Universal Anti-forensics Attack against Image Forgery Detection via Multi-modal Guidance
Haipeng Li, Rongxuan Peng, Anwei Luo, Shunquan Tan, Changsheng Chen, Anastasia Antsiferova
TL;DR
This work identifies a systemic vulnerability in AIGC forensics arising from widespread use of shared upstream backbones such as CLIP, which enables universal anti-forensics attacks. It introduces ForgeryEraser, a universal framework that uses a multi-modal guidance loss $L_{MMG}$ to steer forged image embeddings toward text-derived authentic anchors while repelling forgery anchors, operating with a source-aware strategy for global synthesis versus local editing. The method achieves substantial degradation across six detectors on both global synthesis and local editing benchmarks, with robust performance under common distortions and even the ability to influence detectors' explanations to align with authenticity. The results highlight the need to rethink reliance on upstream semantic representations and to develop defenses resilient to semantic-level manipulation and interpretability threats in digital media forensics.
Abstract
The rapid advancement of AI-Generated Content (AIGC) technologies poses significant challenges for authenticity assessment.
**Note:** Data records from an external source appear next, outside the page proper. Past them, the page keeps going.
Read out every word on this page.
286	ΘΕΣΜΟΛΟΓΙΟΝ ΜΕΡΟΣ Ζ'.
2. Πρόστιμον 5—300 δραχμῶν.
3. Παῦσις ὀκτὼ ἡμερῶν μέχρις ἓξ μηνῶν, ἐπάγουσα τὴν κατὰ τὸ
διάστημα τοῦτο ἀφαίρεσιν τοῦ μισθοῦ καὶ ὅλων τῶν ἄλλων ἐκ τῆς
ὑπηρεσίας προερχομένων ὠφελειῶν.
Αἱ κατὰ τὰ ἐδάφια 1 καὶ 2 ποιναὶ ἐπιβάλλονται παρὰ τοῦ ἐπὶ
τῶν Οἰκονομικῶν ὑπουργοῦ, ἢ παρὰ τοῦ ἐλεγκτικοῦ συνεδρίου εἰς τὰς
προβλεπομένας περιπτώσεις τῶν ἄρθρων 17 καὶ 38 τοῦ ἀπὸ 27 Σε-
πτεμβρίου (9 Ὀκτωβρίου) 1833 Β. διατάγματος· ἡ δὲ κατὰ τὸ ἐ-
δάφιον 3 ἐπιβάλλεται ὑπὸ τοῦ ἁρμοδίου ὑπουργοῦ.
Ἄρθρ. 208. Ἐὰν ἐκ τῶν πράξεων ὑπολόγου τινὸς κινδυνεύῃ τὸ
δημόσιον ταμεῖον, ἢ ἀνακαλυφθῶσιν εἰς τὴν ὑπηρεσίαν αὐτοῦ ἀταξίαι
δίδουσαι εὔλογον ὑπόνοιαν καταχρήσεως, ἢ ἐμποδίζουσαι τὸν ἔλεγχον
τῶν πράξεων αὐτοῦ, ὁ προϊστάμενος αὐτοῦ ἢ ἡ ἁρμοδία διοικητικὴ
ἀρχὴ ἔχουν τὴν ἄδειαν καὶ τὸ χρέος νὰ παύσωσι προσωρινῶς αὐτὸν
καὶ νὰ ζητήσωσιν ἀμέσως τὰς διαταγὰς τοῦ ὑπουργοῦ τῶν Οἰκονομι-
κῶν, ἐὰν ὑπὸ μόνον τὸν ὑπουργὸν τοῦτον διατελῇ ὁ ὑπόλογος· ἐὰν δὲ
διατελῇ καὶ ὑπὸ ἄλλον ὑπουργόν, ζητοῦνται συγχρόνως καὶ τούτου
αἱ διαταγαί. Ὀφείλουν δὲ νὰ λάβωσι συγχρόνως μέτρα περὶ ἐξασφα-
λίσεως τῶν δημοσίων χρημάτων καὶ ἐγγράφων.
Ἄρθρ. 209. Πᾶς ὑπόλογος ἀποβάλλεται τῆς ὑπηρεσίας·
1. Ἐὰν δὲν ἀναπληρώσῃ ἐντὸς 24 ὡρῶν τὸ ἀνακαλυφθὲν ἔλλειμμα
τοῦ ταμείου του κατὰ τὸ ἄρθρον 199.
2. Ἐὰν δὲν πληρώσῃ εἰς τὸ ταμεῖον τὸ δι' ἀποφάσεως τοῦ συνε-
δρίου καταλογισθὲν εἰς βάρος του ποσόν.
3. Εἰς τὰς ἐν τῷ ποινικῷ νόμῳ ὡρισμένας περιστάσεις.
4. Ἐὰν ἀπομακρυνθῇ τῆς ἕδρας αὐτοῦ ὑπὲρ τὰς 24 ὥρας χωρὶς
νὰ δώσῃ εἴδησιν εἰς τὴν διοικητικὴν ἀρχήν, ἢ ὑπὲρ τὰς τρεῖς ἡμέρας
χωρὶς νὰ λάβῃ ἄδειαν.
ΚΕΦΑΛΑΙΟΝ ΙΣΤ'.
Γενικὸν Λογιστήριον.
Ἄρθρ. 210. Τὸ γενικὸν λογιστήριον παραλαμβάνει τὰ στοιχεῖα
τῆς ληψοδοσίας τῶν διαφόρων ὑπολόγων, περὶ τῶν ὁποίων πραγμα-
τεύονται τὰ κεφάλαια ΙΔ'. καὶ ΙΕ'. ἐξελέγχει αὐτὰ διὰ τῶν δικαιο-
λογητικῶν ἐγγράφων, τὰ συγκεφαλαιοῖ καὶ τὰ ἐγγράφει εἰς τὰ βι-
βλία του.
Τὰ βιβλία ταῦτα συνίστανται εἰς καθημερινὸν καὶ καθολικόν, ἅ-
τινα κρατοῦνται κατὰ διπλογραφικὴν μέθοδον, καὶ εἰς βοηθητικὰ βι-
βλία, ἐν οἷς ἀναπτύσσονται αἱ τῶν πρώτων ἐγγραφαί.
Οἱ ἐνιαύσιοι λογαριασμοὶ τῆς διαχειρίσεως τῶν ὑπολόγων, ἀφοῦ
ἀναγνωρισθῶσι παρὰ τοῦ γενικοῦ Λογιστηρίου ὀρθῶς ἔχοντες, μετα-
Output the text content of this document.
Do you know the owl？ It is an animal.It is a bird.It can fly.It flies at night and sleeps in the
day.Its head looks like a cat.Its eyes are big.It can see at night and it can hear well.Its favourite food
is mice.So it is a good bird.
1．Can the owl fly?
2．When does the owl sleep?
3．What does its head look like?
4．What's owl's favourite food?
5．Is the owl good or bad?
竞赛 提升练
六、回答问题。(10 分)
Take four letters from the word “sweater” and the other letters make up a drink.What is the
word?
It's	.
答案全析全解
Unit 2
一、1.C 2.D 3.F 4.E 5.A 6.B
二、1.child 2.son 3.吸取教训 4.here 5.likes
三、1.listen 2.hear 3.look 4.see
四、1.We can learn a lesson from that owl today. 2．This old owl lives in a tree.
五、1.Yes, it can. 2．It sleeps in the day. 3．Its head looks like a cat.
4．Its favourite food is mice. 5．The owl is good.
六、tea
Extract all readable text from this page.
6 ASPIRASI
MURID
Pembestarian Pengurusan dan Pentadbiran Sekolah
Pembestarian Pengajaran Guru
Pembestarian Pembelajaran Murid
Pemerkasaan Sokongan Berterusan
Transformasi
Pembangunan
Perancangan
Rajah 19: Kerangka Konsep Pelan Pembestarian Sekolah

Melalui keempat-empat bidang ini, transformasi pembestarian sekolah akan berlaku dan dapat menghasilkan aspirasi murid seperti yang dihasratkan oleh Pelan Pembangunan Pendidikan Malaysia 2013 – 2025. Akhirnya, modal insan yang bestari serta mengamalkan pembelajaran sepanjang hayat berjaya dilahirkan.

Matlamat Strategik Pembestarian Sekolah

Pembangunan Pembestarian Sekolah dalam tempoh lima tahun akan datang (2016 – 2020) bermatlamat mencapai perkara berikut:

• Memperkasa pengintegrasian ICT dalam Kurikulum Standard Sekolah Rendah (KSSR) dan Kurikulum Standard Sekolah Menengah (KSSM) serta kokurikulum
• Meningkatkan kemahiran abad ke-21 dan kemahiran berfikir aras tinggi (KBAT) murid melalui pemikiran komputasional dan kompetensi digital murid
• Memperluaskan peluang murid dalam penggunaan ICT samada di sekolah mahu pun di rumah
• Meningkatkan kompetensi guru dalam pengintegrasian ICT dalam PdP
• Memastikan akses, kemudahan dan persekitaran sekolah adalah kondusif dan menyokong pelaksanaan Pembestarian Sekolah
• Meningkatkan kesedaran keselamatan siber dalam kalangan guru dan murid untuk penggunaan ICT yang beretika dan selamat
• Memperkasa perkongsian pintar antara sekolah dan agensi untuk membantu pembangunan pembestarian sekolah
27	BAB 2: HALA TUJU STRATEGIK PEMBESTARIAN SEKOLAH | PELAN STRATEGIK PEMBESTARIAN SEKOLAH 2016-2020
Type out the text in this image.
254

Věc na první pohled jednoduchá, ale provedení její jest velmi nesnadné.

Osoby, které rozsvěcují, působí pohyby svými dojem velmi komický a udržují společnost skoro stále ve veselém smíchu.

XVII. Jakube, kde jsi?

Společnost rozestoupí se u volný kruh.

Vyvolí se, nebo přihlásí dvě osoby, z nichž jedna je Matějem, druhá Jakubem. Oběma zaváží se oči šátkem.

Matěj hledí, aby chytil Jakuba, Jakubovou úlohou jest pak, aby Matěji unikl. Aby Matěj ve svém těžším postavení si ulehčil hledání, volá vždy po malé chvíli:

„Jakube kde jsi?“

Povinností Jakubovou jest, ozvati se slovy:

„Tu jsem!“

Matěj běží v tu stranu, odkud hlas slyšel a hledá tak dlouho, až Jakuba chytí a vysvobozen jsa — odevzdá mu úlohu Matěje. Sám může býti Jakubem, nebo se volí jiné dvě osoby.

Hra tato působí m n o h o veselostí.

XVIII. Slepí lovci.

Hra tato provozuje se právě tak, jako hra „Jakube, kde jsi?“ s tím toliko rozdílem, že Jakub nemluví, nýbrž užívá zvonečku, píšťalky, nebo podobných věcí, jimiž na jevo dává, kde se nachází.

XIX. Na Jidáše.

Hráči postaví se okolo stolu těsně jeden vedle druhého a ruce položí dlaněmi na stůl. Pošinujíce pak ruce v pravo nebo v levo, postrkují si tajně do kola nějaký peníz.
However, existing evaluation protocols largely overlook anti-forensics attack, failing to ensure the comprehensive robustness of state-of-the-art AIGC detectors in real-world applications. To bridge this gap, we propose ForgeryEraser, a framework designed to execute universal anti-forensics attack without access to the target AIGC detectors. We reveal an adversarial vulnerability stemming from the systemic reliance on Vision-Language Models (VLMs) as shared backbones (e.g., CLIP), where downstream AIGC detectors inherit the feature space of these publicly accessible models. Instead of traditional logit-based optimization, we design a multi-modal guidance loss to drive forged image embeddings within the VLM feature space toward text-derived authentic anchors to erase forgery traces, while repelling them from forgery anchors. Extensive experiments demonstrate that ForgeryEraser causes substantial performance degradation to advanced AIGC detectors on both global synthesis and local editing benchmarks. Moreover, ForgeryEraser induces explainable forensic models to generate explanations consistent with authentic images for forged images. Our code will be made publicly available.